Kenya’s coffee is dominated by a cooperative system of production, whose members vote on representation, marketing and milling contracts for their coffee, as well as profit allocation. The Kiganjo processing station, or “factory” as they’re known in Kenya, alone has 1800 contributing farmer members, and is one of 3 large factories that combined make up the Thiririka Farmer Cooperative Society (FCS). Farmers belonging to Kiganjo average slightly less than 1 60kg bag of exportable green coffee each in production. High FOB prices for great Kenyas, while the norm, are not a panacea, and in Kenya in particular the number of individual margins sliced off an export price before payment reaches the actual farms is many, leaving only a small percentage to support coffee growth itself, and most often this arrives many months after harvest. However, Kenya coffees are sold competitively by quality, which means well-endowed counties like Kiambu achieve very high average prices year after year, and many smallholders here with a few hundred trees at the most, along with additional employment or land uses in the highlands, are considered to be middle class.  

At Ngurueri, cherry is hand-sorted for ripeness and floated for density before accepted and depulped each day.  Fermentation occurs overnight, after which the coffee is washed in long cement grading channels, where it is agitated with fresh water and allowed to separate by density, producing 4 final grades of clean parchment. The coffee is then dried over a period of 9-15 days on raised beds, which are carefully constructed to ensure proper air circulation and temperature control for optimal drying.   

Kenya is of course known for some of the most meticulous at-scale processing that can be found anywhere in the world. Bright white parchment, nearly perfectly sorted by density and bulk conditioned at high elevations is the norm, and a matter of pride, even for generations of Kenyan processing managers who prefer drinking Kenya’s tea (abundantly farmed in nearby Muranga county) to its coffee. Ample water supply in the central growing regions has historically allowed factories to wash, and wash, and soak, and wash their coffees again entirely with fresh, cold river water. Conservation is creeping into the discussion in certain places--understandably in the drier areas where water, due to climate change, cannot be as taken for granted—but for the most part Kenya continues to thoroughly wash and soak its coffees according to tradition.
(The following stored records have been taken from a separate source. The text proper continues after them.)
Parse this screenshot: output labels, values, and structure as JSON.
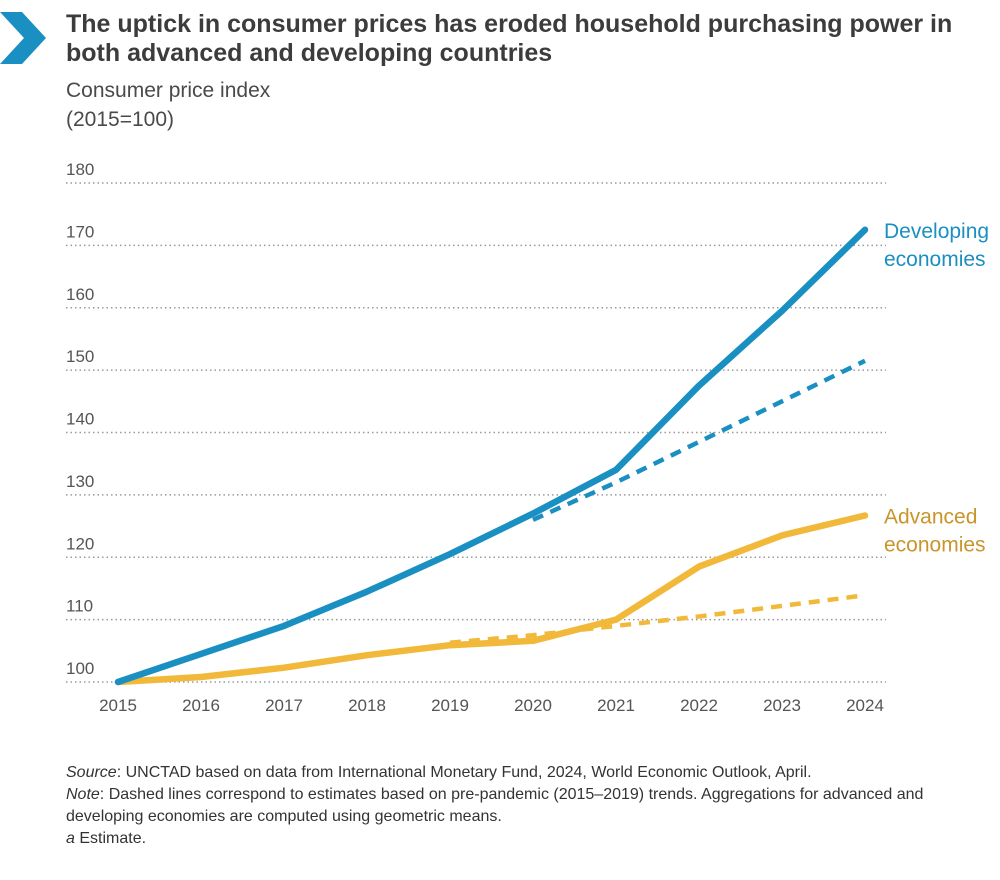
{
  "title": "The uptick in consumer prices has eroded household purchasing power in both advanced and developing countries",
  "subtitle_line1": "Consumer price index",
  "subtitle_line2": "(2015=100)",
  "colors": {
    "developing": "#1a8fc2",
    "advanced": "#f2b83a",
    "grid": "#9a9a9a",
    "chevron": "#1a8fc2"
  },
  "chart_data": {
    "type": "line",
    "x": [
      "2015",
      "2016",
      "2017",
      "2018",
      "2019",
      "2020",
      "2021",
      "2022",
      "2023",
      "2024"
    ],
    "ylim": [
      100,
      180
    ],
    "yticks": [
      100,
      110,
      120,
      130,
      140,
      150,
      160,
      170,
      180
    ],
    "grid": true,
    "series": [
      {
        "name": "Developing economies",
        "style": "solid",
        "color": "#1a8fc2",
        "values": [
          100,
          104.5,
          109,
          114.5,
          120.5,
          127,
          134,
          147.5,
          159.5,
          172.5
        ]
      },
      {
        "name": "Developing economies",
        "style": "dashed",
        "color": "#1a8fc2",
        "values": [
          null,
          null,
          null,
          null,
          null,
          126,
          132,
          138.5,
          145,
          151.5
        ]
      },
      {
        "name": "Advanced economies",
        "style": "solid",
        "color": "#f2b83a",
        "values": [
          100,
          100.8,
          102.3,
          104.3,
          105.9,
          106.6,
          110,
          118.5,
          123.5,
          126.7
        ]
      },
      {
        "name": "Advanced economies",
        "style": "dashed",
        "color": "#f2b83a",
        "values": [
          null,
          null,
          null,
          null,
          106.3,
          107.5,
          109,
          110.5,
          112.2,
          113.9
        ]
      }
    ],
    "series_labels": [
      {
        "lines": [
          "Developing",
          "economies"
        ],
        "color": "#1a8fc2"
      },
      {
        "lines": [
          "Advanced",
          "economies"
        ],
        "color": "#c9952a"
      }
    ]
  },
  "source_label": "Source",
  "source_text": ":  UNCTAD based on data from International Monetary Fund, 2024, World Economic Outlook, April.",
  "note_label": "Note",
  "note_text": ": Dashed lines correspond to estimates based on pre-pandemic (2015–2019) trends. Aggregations for advanced and developing economies are computed using geometric means.",
  "estimate_label": "a",
  "estimate_text": " Estimate."
}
The established milling and sorting by grade, or bean size, is a longstanding tradition and positions Kenya coffees well for roasters, by tightly controlling the physical preparation and creating a diversity of profiles from a single processing batch. 

“12NG0001” in the title refers to this coffee’s “outturn” number. Outturn numbers are unique microlot codes that are given to each and every batch of parchment delivered to dry mills from individual factories or estates anywhere in Kenya, and are the units on which Kenya’s entire microlot export system is built. Outturns in Kenya are tracked with a shorthand code that places the specific batch of parchment coffee in time, place, and sequentially with other coffees. Outturns are stylized as an 8 or 9-character code, including a 2-digit “coffee week” number, a 2-letter mill code, and a 3 or 4-digit intake number for the coffee’s delivery. This particular code accompanies the lot throughout the entire journey from factory to export to ensure full traceability.